Celebré muchos Días de la Madre. Mamá adoraba este día aunque, por supuesto, en alarde de poca originalidad, empezaba a pedir un mes antes, "que no celebráramos nada" y "no se nos ocurriera regalarle algo". Esto último lo decía seguramente para evitarnos creatividades desoladoras: Mamá tenía maneras muy particulares de dejarnos saber con claridad meridiana lo que se le antojaba recibir; nunca voy a olvidar, por ejemplo, la forma en que nos convenció para que la obsequiáramos con su primer teléfono celular. Mamá era una fanática obsesiva del teléfono, usaba indiscriminadamente, y por muchísimas “urgentes” razones, el de casa o el de cualquier lugar al que llegara aunque fuera de visita; para Celinita, pedir un teléfono prestado era su comportamiento natural, al extremo que sus amigas más cercanas, al recibirla, lo primero que hacían era señalarle el sitio donde estaba el aparato. Mamá que hablaba sin parar, necesitaba del teléfono como del aire; por lo tanto, el advenimiento de los teléfonos celulares fue simple y llanamente lo mejor que le pudo pasar, solo que se tardó un poquito en anotarse a la moda; hasta que, superado su temor a la tecnología, nos volvió literalmente locos a punta de comentarios directamente dirigidos a enterarnos que, ese Día de la Madre, ningún otro regalo sería bien visto. En realidad, mamá siempre aceptó de buena gana los regalos que le dábamos (nunca se nos ocurrió darle una licuadora, o nos hubiera metido dentro) pero, creo que se debía a que siempre le regalábamos cosas para ella, no electrodomésticos ni artefactos para la cocina ya que, sencillamente, mi mamá nunca en su vida cocinó ni siquiera un tetero. Yo no guardo en mi memoria el recuerdo de un arroz con pollo hecho por mamá pues ella nunca pisó la cocina. Cuando digo nunca, quiero decir jamás. Hoy, por cierto, lo agradezco muchísimo, si a todas las memorias que me dejó, tendría que sumarle la nostalgia de ciertos platos preparados por ella, creo que no hubiera podido soportarlo. Si, el Día de la Madre, al lado de mi madre, era una historia escrita en mayúsculas que, no pocas veces, nos llevó (a sus hijos) al borde de la exasperación y fue hermoso y divertido y especialísimo, porque ella lo hacía así.

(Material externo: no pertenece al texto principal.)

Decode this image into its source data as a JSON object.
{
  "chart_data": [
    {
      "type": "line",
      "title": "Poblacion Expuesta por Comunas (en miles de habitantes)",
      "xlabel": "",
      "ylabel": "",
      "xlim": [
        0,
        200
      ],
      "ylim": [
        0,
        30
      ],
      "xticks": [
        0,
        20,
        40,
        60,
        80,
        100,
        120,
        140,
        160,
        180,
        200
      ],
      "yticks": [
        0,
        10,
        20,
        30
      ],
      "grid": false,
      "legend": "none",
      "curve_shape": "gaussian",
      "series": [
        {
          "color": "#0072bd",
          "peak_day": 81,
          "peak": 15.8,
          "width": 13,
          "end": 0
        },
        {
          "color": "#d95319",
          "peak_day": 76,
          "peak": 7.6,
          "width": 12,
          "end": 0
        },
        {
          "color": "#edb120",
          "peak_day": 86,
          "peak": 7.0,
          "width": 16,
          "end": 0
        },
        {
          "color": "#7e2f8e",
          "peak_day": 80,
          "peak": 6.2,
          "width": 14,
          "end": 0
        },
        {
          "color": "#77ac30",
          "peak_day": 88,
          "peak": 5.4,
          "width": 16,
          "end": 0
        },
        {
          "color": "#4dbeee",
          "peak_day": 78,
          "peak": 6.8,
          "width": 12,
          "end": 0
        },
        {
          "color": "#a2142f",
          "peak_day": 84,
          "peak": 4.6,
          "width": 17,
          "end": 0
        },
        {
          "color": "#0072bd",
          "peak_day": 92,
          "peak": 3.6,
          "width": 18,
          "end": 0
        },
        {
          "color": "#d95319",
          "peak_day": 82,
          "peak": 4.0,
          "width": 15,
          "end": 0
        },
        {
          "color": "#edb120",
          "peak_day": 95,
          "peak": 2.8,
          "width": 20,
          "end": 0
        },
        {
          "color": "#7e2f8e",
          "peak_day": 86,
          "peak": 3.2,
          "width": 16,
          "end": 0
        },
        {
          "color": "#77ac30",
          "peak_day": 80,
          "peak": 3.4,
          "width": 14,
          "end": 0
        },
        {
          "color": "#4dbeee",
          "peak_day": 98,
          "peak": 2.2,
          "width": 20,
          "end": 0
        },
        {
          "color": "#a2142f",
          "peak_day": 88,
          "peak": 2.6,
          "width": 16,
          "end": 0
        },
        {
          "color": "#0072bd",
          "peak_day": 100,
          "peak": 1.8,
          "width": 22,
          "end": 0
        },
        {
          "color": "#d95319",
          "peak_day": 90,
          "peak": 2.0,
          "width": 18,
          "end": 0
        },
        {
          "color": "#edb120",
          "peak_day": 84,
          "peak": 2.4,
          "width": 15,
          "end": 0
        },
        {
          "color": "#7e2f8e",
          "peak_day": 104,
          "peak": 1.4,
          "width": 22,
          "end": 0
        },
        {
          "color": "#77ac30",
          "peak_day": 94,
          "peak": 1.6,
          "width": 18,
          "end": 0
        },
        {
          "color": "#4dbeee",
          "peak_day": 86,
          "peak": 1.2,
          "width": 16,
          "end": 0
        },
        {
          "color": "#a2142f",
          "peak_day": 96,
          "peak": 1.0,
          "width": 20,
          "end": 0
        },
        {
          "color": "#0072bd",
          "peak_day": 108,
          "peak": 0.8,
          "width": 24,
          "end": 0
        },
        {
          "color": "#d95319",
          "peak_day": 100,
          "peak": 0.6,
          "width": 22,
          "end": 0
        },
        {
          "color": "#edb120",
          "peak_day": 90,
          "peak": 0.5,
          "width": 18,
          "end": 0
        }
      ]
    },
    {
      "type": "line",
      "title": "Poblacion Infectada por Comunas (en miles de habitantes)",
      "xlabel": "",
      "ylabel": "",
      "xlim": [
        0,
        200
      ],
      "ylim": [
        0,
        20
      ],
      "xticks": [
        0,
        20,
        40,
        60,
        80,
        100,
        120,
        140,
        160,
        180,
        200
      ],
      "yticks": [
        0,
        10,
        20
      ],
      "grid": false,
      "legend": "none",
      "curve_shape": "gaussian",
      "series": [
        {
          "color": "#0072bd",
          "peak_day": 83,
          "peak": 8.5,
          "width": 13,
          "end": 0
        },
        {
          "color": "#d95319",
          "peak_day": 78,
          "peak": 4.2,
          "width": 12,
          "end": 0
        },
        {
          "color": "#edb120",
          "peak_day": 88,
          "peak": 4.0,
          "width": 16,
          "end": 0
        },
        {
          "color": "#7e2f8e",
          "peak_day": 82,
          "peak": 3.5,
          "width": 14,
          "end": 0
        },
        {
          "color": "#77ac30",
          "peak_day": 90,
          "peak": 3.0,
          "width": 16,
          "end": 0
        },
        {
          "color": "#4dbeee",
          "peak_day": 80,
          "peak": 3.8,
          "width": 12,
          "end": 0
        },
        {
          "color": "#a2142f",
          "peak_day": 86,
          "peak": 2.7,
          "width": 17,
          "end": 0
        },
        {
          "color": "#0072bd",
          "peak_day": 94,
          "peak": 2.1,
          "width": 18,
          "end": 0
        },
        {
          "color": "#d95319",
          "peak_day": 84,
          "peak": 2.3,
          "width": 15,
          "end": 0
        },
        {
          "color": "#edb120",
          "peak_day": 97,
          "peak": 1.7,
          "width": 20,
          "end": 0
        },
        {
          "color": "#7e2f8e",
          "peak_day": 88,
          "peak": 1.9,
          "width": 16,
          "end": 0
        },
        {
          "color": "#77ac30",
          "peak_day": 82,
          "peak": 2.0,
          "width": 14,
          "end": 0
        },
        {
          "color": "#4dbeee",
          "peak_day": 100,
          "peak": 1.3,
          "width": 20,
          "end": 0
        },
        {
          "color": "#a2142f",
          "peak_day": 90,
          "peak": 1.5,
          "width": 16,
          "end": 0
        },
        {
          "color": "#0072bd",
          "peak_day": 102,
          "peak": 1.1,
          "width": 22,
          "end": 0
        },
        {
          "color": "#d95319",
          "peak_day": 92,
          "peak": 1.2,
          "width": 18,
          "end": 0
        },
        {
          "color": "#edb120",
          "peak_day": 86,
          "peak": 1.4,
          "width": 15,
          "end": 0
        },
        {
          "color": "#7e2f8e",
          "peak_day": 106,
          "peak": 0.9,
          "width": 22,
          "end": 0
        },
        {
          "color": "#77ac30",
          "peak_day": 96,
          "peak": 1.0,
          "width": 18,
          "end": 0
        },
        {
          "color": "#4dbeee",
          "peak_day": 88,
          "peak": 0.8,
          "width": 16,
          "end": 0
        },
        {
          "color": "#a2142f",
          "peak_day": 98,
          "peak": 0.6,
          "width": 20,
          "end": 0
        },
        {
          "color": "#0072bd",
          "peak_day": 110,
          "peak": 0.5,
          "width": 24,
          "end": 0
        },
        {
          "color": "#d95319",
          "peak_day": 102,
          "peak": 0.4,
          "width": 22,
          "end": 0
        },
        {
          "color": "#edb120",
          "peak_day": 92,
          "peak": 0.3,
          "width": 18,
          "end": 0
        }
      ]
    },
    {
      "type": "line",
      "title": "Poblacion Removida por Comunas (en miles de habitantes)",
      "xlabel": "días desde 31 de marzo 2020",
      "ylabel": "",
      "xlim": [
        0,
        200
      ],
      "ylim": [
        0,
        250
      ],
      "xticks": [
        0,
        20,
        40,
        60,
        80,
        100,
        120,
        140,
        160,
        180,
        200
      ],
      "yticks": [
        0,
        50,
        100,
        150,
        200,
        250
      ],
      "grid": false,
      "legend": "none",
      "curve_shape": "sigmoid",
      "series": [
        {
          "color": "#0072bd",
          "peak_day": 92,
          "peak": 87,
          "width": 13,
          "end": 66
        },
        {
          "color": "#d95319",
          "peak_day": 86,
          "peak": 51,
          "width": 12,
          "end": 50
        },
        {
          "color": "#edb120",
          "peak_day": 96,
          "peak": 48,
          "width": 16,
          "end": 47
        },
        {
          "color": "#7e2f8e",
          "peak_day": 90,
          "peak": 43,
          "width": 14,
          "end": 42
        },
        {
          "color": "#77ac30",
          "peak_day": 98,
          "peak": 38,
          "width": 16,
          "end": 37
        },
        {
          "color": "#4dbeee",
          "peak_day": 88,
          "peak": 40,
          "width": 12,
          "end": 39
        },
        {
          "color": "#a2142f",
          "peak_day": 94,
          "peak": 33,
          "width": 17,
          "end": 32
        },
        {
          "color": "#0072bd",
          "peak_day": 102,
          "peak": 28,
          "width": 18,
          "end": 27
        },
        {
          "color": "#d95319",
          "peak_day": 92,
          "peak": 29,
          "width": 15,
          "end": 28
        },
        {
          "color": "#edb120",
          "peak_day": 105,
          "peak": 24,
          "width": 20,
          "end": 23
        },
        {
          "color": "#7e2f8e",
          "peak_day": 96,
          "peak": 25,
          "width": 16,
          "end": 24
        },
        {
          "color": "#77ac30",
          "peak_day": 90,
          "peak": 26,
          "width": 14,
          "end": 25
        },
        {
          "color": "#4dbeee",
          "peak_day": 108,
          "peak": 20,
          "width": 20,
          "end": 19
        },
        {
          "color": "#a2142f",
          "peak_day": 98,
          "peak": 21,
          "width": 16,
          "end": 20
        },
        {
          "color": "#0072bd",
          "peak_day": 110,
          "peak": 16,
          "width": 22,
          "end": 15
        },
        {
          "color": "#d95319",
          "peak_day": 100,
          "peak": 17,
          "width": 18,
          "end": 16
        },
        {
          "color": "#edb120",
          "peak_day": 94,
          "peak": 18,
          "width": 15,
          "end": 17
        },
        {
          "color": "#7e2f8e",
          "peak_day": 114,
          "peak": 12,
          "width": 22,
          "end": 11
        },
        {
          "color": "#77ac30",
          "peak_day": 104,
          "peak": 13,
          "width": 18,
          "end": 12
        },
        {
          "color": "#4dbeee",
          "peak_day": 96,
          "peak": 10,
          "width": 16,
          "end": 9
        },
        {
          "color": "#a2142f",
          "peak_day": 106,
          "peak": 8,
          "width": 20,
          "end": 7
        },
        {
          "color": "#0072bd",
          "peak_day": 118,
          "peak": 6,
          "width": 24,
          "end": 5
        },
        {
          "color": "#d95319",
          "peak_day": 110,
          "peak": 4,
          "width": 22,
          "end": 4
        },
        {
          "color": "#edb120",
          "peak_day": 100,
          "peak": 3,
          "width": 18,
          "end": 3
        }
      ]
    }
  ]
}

Tal vez por eso, pertenezco a los hijos que darían lo que tienen y lo que no, por volver a amanecer haciendo las payasadas con que solíamos despertarla ese segundo domingo de mayo en el que ella se había despertado muchísimo antes para esperarnos y que incluían todas las cosas cursis relacionadas con el Día de Mamá y que, creo, en el fondo, ella encontraba irresistiblemente enternecedoras; porque, a pesar de que en muchos momentos de nuestra vida, estar a su lado tuvo sus bemoles, Celina era una excelente madre, de acuerdo a todos los arquetipos con que el oficio se ha medido desde siempre. Cierto que era una mujer muy demandante y con unos humores un poco extraños que, según como se vivieran, podían ser una montaña rusa divertida o ensordecedora; pero, en esencia, era una mujer dispuesta a todo por sus hijos. Sobre todo dispuesta a permitir (a veces a regañadientes) que sus hijos caminaran su propio camino y en lo posible, no lo hicieran en solitario. Cuando me fui de Venezuela por primera vez, por ejemplo, nos despedimos al pie de su cama, ella casi dormida y sin ganas de despertar demasiado y yo con el corazón estrujado; sin embargo, nunca me dijo que no me fuera. Sucedió en todas nuestras despedidas pues, a pesar de la distancia, nunca nos alejamos realmente. Mi madre era mi ancla a tierra: hablábamos por lo menos una vez al día y, en esa llamada, yo me enteraba de todos los sucesos de la ciudad que había dejado atrás. Gracias a mi mamá, nunca me fui realmente. Gracias a mi mamá, nunca tuve sensación de desamparo, nunca pasé necesidades y nunca, pero nunca, se quedó sin solución una dificultad práctica de mi vida. Cierto, no cocinó nunca para nosotros, pero hay que ver lo que hizo para que nuestra vida fuera más fácil y entretenida.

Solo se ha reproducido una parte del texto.